Michael G.

"Hey Kid"

When I was six years old my parents decided it would be a good idea to bring me to a baseball game at Fenway Park.  I had never been to a game nor had I any interest in going to one.  My cousins, who lived in Texas, had also never been to a game at Fenway.  So, in the spring of 1996 they came to visit and we planned on going to see the Boston Red Sox play the Texas Rangers at Fenway Park.  I thought this was a stupid idea because all I wanted to do at the time was play my Nintendo 64.  Since I was just a small child dealing with a bunch of mean adults I had as much say in the matter of whether or not we were going to go to the game as my dog.  
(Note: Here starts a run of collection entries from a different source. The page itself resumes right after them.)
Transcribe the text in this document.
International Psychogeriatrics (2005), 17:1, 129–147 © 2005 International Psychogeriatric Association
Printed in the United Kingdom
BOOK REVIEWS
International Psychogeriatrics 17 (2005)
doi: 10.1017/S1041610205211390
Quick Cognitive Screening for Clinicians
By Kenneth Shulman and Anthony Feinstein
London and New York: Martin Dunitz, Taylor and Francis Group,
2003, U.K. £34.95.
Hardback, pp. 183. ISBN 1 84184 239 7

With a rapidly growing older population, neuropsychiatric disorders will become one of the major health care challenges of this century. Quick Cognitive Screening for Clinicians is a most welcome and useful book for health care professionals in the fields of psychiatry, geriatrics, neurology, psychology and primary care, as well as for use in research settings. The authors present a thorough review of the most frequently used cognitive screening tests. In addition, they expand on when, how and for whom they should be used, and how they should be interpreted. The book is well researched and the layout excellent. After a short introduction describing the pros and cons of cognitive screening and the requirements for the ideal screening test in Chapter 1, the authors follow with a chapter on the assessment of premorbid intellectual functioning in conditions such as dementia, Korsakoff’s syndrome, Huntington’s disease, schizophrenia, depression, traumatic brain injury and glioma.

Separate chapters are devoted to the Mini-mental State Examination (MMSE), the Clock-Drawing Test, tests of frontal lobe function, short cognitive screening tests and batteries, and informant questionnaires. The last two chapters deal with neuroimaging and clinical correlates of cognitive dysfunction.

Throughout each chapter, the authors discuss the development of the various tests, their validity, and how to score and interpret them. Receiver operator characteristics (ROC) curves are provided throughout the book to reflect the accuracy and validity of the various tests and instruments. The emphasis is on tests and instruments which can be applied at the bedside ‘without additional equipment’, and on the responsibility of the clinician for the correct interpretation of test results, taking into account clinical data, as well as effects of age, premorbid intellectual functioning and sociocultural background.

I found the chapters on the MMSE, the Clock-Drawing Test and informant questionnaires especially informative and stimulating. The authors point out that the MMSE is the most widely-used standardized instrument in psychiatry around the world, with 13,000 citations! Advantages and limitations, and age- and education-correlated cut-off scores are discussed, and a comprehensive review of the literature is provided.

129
I hated baseball at the time; I thought it was a dull, boring, lame activity that was no fun to play or watch at all.  After what seemed like years of arguing with my dad, he finally convinced me to try to go the game without a snobby attitude.  When we got to the ballpark I was still not in a very good mood.  The weather was not the best; the gray sky and small rain showers did not help my attitude. However, as soon as I got my first glimpse of the field, my mood quickly changed.  The grass was like an ocean of green.  It was glorious. The image will stay in my head forever.  Even now, whenever I step into a ballpark or an ice arena or any other stadium, I get the same amazing rush of excitement and adrenaline.

Then suddenly, when my dad and I were walking to our seats on the third base line, all of a sudden, out of nowhere, Rusty Greer, the right fielder for the Texas Rangers, popped his head out of the dugout and yelled, “HEY KID!” and threw me a baseball.  Almost instantly, I loved baseball.  It was like the sun had come out from behind the clouds; I was smiling from ear to ear.  From that moment on I lived, breathed, and slept baseball.  It was the love of my life.

Now whenever there is something that I do not want to do because I think it is lame or boring my parents just bring up this memory.  From that day on I truly learned how to give things a try and go with the flow.